The decisions assume significance given that the mineral sector contributes only 1.75% to the country’s gross domestic product (GDP), with India importing minerals worth 2.5 trillion annually.

The cabinet has decided to amend sections 10A (2)(b) and 10A (2)(c) of the MMDR Act, do away with any charges on transfer of mineral concessions for non-auctioned captive mines, rationalize stamp duty payable on mining, and develop a National Mineral Index for introducing an index-based mechanism for making statutory payments.

“I do not have any information on this," said a mines ministry spokesperson.

Given the experience in the coal sector, captive mines will be allowed to sell up to 50% of the minerals excavated during the current year. In the first tranche of commercial coal mining auction, 19 mines have been awarded and there is no restriction on the sale and utilization of coal from these mines.

Also, to expedite mining operations in India, a 50% rebate in the quoted revenue share will be awarded for the quantum of mineral produced and dispatched earlier than the scheduled production date.

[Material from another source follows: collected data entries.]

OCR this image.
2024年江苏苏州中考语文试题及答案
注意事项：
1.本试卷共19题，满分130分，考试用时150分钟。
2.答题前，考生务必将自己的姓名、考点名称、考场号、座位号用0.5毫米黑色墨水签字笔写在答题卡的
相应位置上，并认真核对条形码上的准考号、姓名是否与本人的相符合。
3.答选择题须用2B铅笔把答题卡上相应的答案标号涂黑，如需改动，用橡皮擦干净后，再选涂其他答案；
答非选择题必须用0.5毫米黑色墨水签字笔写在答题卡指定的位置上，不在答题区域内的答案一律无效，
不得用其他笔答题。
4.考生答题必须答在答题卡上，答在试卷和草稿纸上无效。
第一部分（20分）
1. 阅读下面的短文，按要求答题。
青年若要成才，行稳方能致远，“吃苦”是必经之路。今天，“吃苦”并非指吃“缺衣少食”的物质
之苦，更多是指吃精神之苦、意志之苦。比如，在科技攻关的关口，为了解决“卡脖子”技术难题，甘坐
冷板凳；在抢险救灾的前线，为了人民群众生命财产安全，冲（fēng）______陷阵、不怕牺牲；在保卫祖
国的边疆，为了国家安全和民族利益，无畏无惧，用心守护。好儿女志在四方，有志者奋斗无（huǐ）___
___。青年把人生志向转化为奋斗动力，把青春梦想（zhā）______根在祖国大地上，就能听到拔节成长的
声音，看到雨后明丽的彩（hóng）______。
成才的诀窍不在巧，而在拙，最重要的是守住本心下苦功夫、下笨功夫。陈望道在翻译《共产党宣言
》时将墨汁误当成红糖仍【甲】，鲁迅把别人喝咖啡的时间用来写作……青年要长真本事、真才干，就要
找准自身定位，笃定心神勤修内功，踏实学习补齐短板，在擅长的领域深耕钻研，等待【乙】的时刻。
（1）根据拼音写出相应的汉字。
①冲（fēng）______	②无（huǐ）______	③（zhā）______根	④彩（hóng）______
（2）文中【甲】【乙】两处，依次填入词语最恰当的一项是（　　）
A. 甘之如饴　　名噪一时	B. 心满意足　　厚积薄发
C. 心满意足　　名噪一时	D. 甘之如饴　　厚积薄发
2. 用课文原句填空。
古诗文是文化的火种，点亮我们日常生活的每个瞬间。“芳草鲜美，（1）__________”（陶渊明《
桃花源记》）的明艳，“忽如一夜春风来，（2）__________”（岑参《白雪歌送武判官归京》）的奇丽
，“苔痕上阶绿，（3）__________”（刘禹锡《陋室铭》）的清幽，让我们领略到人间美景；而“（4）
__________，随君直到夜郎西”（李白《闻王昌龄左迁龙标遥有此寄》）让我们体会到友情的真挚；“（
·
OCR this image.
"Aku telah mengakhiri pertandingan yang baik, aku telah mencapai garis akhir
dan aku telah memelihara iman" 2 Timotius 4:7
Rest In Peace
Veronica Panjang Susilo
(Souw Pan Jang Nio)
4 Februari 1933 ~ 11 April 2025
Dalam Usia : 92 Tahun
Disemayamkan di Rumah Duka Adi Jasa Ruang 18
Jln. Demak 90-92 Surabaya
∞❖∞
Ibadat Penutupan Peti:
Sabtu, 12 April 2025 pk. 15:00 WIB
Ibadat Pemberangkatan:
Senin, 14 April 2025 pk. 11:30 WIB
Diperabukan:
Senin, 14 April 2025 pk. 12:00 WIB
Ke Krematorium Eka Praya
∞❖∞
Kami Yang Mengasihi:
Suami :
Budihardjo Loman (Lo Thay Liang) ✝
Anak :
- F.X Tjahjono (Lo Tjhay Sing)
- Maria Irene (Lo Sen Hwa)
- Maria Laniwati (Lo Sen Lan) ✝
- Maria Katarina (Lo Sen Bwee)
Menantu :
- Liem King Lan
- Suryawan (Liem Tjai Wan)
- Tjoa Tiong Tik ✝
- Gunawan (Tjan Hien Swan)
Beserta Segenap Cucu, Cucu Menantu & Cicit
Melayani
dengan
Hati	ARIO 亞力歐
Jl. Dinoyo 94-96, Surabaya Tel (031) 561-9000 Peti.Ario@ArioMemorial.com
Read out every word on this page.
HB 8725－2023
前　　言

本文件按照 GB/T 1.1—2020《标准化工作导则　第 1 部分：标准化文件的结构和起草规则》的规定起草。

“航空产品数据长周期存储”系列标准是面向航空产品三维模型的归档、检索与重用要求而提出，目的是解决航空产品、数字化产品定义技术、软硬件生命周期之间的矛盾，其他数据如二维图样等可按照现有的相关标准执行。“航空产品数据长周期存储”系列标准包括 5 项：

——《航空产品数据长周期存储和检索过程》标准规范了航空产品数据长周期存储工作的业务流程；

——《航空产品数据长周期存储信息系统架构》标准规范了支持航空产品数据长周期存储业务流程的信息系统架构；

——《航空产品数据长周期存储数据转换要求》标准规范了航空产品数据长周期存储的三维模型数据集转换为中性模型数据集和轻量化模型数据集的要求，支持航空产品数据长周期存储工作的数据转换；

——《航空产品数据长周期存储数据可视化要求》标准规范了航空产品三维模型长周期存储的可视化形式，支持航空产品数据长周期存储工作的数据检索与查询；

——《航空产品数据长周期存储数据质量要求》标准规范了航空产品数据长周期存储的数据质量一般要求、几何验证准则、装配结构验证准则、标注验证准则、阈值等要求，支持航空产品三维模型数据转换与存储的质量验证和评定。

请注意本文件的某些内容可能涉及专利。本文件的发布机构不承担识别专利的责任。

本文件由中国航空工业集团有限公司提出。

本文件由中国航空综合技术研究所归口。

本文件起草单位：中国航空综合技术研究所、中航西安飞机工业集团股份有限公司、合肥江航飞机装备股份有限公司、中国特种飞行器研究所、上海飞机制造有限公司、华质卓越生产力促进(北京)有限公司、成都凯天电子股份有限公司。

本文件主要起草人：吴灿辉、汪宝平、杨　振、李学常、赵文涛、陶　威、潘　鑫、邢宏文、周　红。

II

The cabinet also approved proposed amendments to the district mineral foundation fund, a social impact fund that miners have to contribute towards, and simplification of the exploration regime.

It was also decided to make the National Mineral Exploration Trust an autonomous body to expedite exploration.

This comes against the backdrop of National Mineral Policy goals to increase mineral production by 200% in 7 years. Of India’s obvious geological potential area of 0.571 million sq. km, only 10% has been explored.

“Based on the experience of various mineral-rich states and feedback received from the stakeholders, we are bringing out structural reforms in mining sector," coal and mines and parliamentary affairs minister Pralhad Joshi said on Monday during the signing of the agreement for 19 mines awarded in the first tranche of commercial coal mining auction.

“These reforms will generate huge employment opportunities and increase the production of minerals, leading to self-reliance. Several industry friendly measures that promote ease of doing business in the mining sector will be brought in," Joshi said.